A C++ header-only templated shift-reduce parser generator library. Original name stands for context-free-grammar superset generator.
WIP!!
- Grammar rules definition using templates
- Fully templated parsing pipeline (lexer, parser and a user-defined AST class)
- Shift-reduce parser with optional lookahead(1) algorithm
- Legacy recursive-descent parser (WIP)
- Compile-time rules serialization in custom *EBNF-like notation
The first step is to define your grammar:
#include "cfg/gbnf.h"
#include "cfg/str.h"
#include "cfg/base.h"
#include "cfg/parser.h"
#include "cfg/containers.h"
// ...
// Define non-terminals
constexpr auto digit = NTerm(cs<"digit">());
constexpr auto number = NTerm(cs<"number">());
// Define terminals and grammar rules
// digit := '0'-'9'
constexpr auto d_digit = Define(digit, Alter(
Term(cs<"1">()), Term(cs<"2">()), Term(cs<"3">()),
Term(cs<"4">()), Term(cs<"5">()), Term(cs<"6">()),
Term(cs<"7">()), Term(cs<"8">()), Term(cs<"9">()),
Term(cs<"0">())
));
// Define a rule for numbers (sequence of digits)

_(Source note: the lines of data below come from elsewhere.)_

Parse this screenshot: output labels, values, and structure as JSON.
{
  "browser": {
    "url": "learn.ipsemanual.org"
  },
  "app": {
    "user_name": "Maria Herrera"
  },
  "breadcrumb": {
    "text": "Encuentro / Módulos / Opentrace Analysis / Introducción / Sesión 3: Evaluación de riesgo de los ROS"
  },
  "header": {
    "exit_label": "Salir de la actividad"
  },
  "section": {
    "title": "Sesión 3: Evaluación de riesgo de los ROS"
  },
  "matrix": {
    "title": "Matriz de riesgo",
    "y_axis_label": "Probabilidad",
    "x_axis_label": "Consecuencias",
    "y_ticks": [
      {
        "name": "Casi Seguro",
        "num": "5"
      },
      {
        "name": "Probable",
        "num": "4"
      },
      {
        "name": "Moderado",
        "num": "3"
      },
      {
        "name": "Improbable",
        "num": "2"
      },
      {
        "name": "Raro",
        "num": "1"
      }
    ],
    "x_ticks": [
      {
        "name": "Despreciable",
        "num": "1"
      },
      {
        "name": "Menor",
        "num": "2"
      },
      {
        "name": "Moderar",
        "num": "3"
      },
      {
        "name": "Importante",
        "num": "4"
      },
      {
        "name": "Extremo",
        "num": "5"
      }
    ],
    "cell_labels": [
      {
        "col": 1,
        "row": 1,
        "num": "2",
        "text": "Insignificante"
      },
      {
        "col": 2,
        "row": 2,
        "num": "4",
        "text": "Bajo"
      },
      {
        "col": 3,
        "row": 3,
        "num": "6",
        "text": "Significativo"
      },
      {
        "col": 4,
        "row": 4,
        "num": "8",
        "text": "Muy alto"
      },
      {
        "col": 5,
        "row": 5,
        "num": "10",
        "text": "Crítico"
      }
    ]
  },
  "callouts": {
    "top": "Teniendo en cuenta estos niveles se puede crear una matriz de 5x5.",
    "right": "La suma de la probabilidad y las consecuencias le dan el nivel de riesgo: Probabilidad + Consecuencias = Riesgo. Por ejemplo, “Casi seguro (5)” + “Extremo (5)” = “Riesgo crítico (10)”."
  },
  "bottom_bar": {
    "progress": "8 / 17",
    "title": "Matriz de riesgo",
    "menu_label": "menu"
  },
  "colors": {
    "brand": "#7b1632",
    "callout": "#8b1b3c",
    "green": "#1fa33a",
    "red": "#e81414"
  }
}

constexpr auto d_number = Define(number, Repeat(digit));
// Combine rules into a ruleset, it's a top-level root definition
constexpr auto ruleset = RulesDef(d_digit, d_number);
Once you have defined your grammar, you can create and use the parser:
// ...
// rules definition
// Define string container types for your parser
using VStr = StdStr<char>; // Variable string class inherited from std::string<TChar>
using TokenType = StdStr<char>; // Class used for storing a token type in runtime
// Configure the parser with desired options
constexpr auto conf = mk_sr_parser_conf<
SRConfEnum::PrettyPrint, // Enable pretty printing for debugging
SRConfEnum::Lookahead>(); // Enable lookahead(1)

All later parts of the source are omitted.